Sarimun mengatakan, perubahan APBD dilakukan karena adanya perkembangan yang tidak sesuai dengan asumsi Kebijakan Umum Anggaran.
Menurutnya keadaan yang menyebabkan harus dilakukan pergeseran anggaran antar organisasi, antar unit organisasi, antar program, antar kegiatan, dan antar jenis belanja.
"Keadaan yang menyebabkan SiLPA tahun anggaran sebelumnya harus digunakan dalam tahun anggaran berjalan," ujar Sarimun dalam keterangannya.
Ia menuturkan, gambaran Perubahan APBD tahun anggaran 2023 adalah sebagai berikut:
1. Pendapatan Daerah
Pendapatan Daerah pada Perubahan APBD tahun anggaran 2023 adalah sebesar Rp2.833.166.498.000 mengalami kenaikan sebesar Rp27.638.285.000 dari APBD Murni tahun 2023 yang sebesar Rp2.805.528.213.000. walaupun mengalami kenaikan tetapi masih di bawah realisasi pendapatan tahun 2022 sebesar Rp2.847.196.017.404. sehingga masih perlu upaya dan strategi agar pendapatan daerah bisa lebih meningkat.
2. Belanja Daerah
Belanja Daerah Pada Perubahan APBD tahun anggaran 2023 sebesar Rp3.070.113.020.000, sedangkan sebelum perubahan sebesar Rp2.900.289.684.000 ada kenaikan sebesar Rp169.823.336.000.
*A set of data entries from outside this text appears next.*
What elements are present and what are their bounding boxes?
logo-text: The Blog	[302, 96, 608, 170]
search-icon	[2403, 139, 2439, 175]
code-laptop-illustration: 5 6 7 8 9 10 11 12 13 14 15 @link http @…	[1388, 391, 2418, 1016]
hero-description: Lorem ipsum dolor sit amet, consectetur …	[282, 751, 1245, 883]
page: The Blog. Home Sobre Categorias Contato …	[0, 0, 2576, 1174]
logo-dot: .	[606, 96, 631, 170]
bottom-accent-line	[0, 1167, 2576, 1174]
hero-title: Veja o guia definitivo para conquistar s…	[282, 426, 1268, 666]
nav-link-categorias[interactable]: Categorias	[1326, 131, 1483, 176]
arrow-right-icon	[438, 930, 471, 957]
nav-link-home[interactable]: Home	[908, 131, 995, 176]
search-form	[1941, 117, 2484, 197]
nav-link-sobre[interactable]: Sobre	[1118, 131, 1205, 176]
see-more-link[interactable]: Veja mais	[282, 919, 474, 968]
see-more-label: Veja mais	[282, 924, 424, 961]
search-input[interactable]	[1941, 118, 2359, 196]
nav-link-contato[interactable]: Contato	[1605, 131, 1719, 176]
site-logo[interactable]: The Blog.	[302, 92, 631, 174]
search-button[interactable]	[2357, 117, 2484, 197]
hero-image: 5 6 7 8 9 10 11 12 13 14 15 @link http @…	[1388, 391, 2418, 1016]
Uraian belanja daerah terdiri dari.
• Belanja operasi, meningkat sebesar Rp155.141.933.900 sehingga menjadi Rp2.131.028.789.000
• Belanja Modal, meningkat sebesar Rp12.018.674.100 sehingga menjadi Rp272.257.332.000
• Belanja tidak terduga, berkurang sebesar Rp637.272.000 sehingga menjadi Rp1.362.728.000
• Belanja Transfer, meningkat sebesar Rp3.300.000.000 sehingga menjadi Rp665.464.171.000
3. Pembiayaan daerah
Penerimaan pembiayaan sebesar Rp283.277.522.000 sedangkan sebelum perubahan adalah sebesar Rp141.092.471.000 atau ada kenaikan sebesar Rp142.185.051.000
Kenaikan pada perubahan APBD ini diperoleh dari adanya Silpa tahun sebelumnya dan pencairan dana cadangan.
"Dana cadangan ini adalah alokasi anggaran untuk pelaksanaan Pilkada atau Pemilihan Bupati dan Wakil Bupati di tahun 2024," ucapnya.